By Michael Rocco, Trenchless Manager, AUI Inc. | March 2010 Vol. 65 No. 3

One of the most culturally diverse cities in the country, Albuquerque, NM, has a history that can be seen in its architecture, artwork, cultural centers and cuisine. Countless customs and traditions passed down over generations are a vibrant part of daily life in the city, and make Albuquerque a center of authentic Southwestern culture -- and the sun shines 310 days a year.

However, Albuquerque has the same problem as many municipalities throughout the United States -- old and failing interceptor sewer lines. However, most recently, the Albuquerque Bernalillo County Water Utility Authority (ABCWUA) took a proactive approach to address this problem rather than a reactive approach of waiting for a failure.

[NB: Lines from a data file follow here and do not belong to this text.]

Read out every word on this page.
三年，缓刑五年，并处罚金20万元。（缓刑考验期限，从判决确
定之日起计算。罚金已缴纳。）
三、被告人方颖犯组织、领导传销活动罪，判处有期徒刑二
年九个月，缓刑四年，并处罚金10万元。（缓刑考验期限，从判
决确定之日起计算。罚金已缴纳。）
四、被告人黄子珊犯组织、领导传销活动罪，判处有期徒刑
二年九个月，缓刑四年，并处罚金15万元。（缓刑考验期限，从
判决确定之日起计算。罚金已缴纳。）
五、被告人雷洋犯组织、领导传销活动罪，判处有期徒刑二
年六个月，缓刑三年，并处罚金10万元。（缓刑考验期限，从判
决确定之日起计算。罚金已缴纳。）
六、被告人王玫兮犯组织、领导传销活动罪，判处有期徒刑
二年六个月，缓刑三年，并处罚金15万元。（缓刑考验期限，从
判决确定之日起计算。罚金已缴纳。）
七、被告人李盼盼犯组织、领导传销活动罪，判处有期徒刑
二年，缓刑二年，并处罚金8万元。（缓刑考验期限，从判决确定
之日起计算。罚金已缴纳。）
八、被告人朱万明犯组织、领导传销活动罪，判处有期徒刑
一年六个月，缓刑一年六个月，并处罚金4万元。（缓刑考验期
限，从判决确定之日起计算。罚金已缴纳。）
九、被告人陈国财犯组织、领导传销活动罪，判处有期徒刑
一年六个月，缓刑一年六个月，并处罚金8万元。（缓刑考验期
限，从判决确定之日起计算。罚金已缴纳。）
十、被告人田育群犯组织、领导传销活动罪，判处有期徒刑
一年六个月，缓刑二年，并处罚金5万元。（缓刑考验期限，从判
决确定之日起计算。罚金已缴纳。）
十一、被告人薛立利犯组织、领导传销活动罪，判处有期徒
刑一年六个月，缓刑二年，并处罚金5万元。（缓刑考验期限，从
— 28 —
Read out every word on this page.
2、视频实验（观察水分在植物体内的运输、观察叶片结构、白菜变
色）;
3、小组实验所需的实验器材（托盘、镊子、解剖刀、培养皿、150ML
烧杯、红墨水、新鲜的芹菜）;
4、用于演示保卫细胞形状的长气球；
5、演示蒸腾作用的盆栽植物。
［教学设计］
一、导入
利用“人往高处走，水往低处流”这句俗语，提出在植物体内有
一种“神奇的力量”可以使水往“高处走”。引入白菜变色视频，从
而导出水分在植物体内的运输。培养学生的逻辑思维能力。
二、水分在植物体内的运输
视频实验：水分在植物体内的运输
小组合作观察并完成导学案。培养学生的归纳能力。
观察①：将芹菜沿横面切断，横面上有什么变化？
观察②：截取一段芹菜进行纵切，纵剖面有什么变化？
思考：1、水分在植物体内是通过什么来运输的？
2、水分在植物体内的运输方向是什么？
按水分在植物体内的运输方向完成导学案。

In the past, it was common to respond to a sewer collapse, often on a Friday night, which required isolation of the area, major traffic rerouting and, depending on the rehabilitation method, bypass pumping the sewer. When an emergency collapse of an interceptor sewer happens, the associated costs are usually a lot higher than a planned sewer rehabilitation project.

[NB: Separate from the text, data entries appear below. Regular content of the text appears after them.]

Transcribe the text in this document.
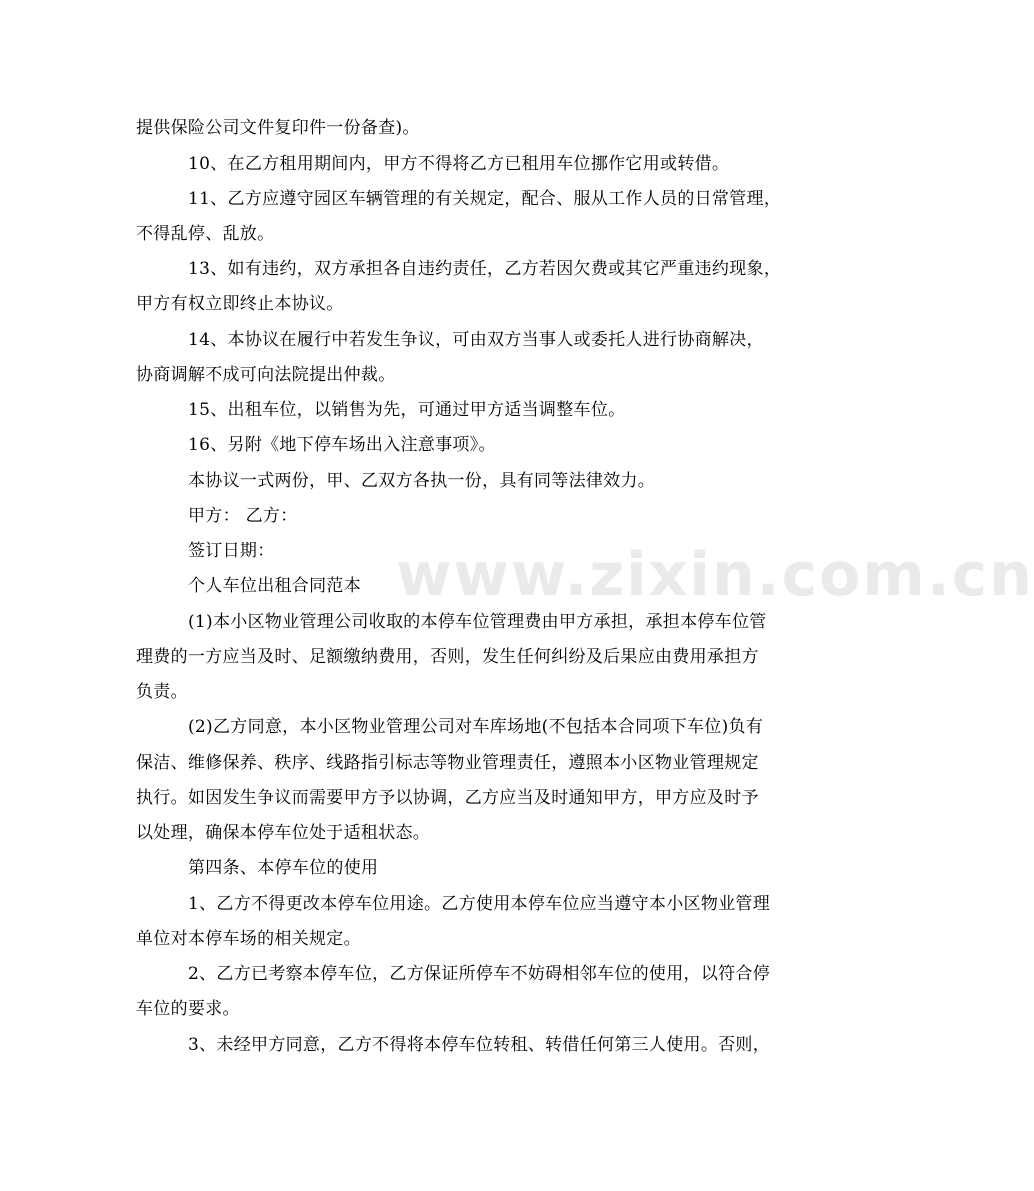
www.zixin.com.cn
提供保险公司文件复印件一份备查)。
10、在乙方租用期间内，甲方不得将乙方已租用车位挪作它用或转借。
11、乙方应遵守园区车辆管理的有关规定，配合、服从工作人员的日常管理，
不得乱停、乱放。
13、如有违约，双方承担各自违约责任，乙方若因欠费或其它严重违约现象，
甲方有权立即终止本协议。
14、本协议在履行中若发生争议，可由双方当事人或委托人进行协商解决，
协商调解不成可向法院提出仲裁。
15、出租车位，以销售为先，可通过甲方适当调整车位。
16、另附《地下停车场出入注意事项》。
本协议一式两份，甲、乙双方各执一份，具有同等法律效力。
甲方： 乙方：
签订日期：
个人车位出租合同范本
(1)本小区物业管理公司收取的本停车位管理费由甲方承担，承担本停车位管
理费的一方应当及时、足额缴纳费用，否则，发生任何纠纷及后果应由费用承担方
负责。
(2)乙方同意，本小区物业管理公司对车库场地(不包括本合同项下车位)负有
保洁、维修保养、秩序、线路指引标志等物业管理责任，遵照本小区物业管理规定
执行。如因发生争议而需要甲方予以协调，乙方应当及时通知甲方，甲方应及时予
以处理，确保本停车位处于适租状态。
第四条、本停车位的使用
1、乙方不得更改本停车位用途。乙方使用本停车位应当遵守本小区物业管理
单位对本停车场的相关规定。
2、乙方已考察本停车位，乙方保证所停车不妨碍相邻车位的使用，以符合停
车位的要求。
3、未经甲方同意，乙方不得将本停车位转租、转借任何第三人使用。否则，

In December 2008, the ABCWUA took bids on a large diameter sewer rehabilitation project for interceptor sewers. It was designed by AECOM, an international engineering firm that has an office in Albuquerque. AUI Inc., a contractor based in Albuquerque, was the successful bidder. AUI has extensive experience with many trenchless applications, and could determine the most economical methods and apply its sliplining expertise.

Sliplining
The project specifications were to slipline 78-, 54- and 48-inch reinforced concrete pipe (RCP) with centrifugally cast, fiberglass-reinforced polymer mortar (CCFRPM) pipe manufactured by Hobas Pipe USA of Houston.

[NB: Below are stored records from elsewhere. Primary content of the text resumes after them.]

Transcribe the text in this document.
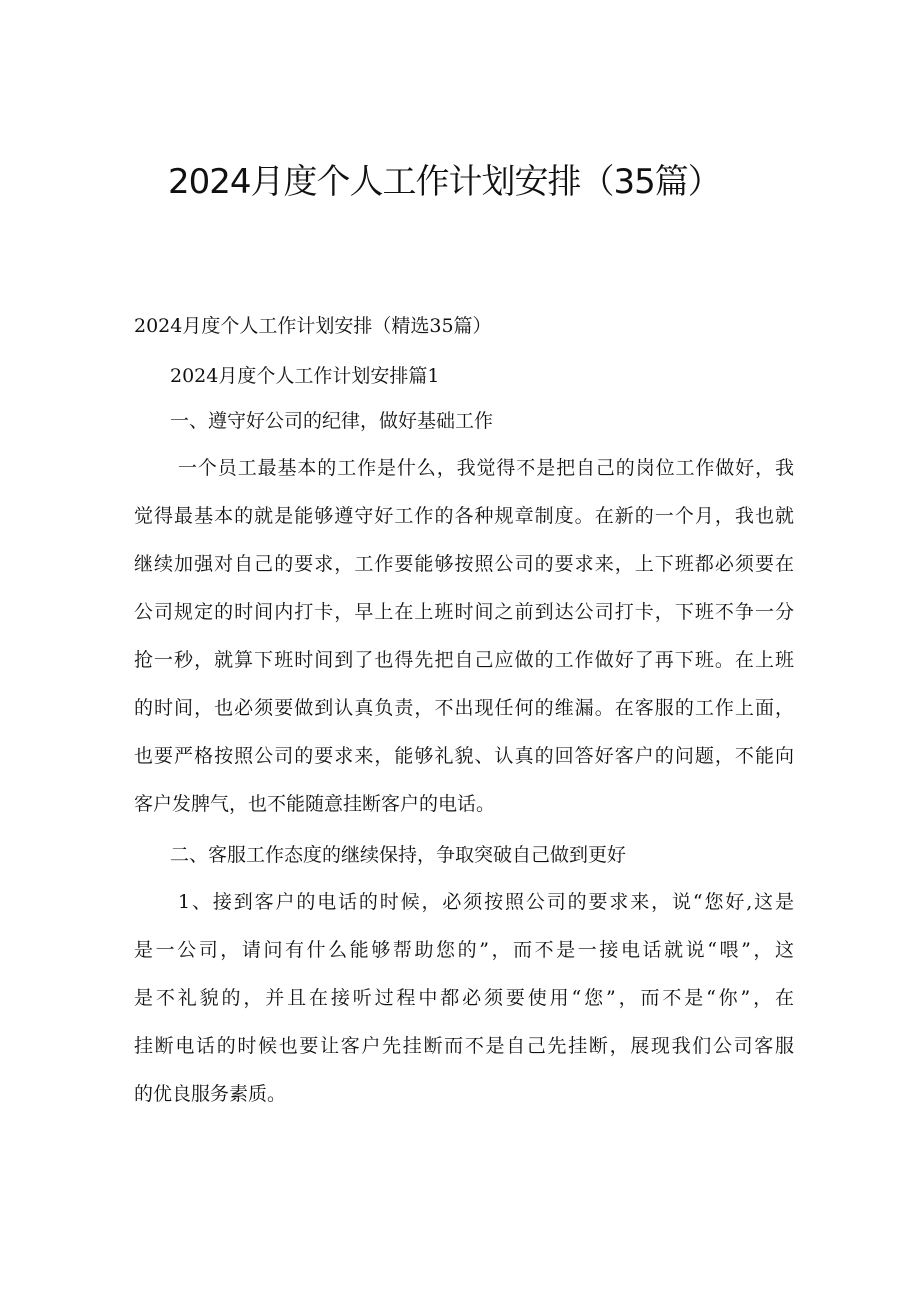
2024月度个人工作计划安排（35篇）

2024月度个人工作计划安排（精选35篇）

2024月度个人工作计划安排篇1

一、遵守好公司的纪律，做好基础工作

一个员工最基本的工作是什么，我觉得不是把自己的岗位工作做好，我
觉得最基本的就是能够遵守好工作的各种规章制度。在新的一个月，我也就
继续加强对自己的要求，工作要能够按照公司的要求来，上下班都必须要在
公司规定的时间内打卡，早上在上班时间之前到达公司打卡，下班不争一分
抢一秒，就算下班时间到了也得先把自己应做的工作做好了再下班。在上班
的时间，也必须要做到认真负责，不出现任何的维漏。在客服的工作上面，
也要严格按照公司的要求来，能够礼貌、认真的回答好客户的问题，不能向
客户发脾气，也不能随意挂断客户的电话。

二、客服工作态度的继续保持，争取突破自己做到更好

1、接到客户的电话的时候，必须按照公司的要求来，说“您好,这是
是一公司，请问有什么能够帮助您的”，而不是一接电话就说“喂”，这
是不礼貌的，并且在接听过程中都必须要使用“您”，而不是“你”，在
挂断电话的时候也要让客户先挂断而不是自己先挂断，展现我们公司客服
的优良服务素质。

Sliplining was used first and its benefits were apparent immediately. This job was relatively trouble-free, with easy insertion, even in this large diameter, with no bypass pumping required for insertion of the specified pipe. Since this is the main line into the treatment plant, the quantity of daily flows makes bypass difficult and costly. The same excavator that was used to handle the pipe was also utilized for the sliplining operations. Aside from a front-end loader onsite, the excavator was the only piece of heavy equipment needed for pipe installation.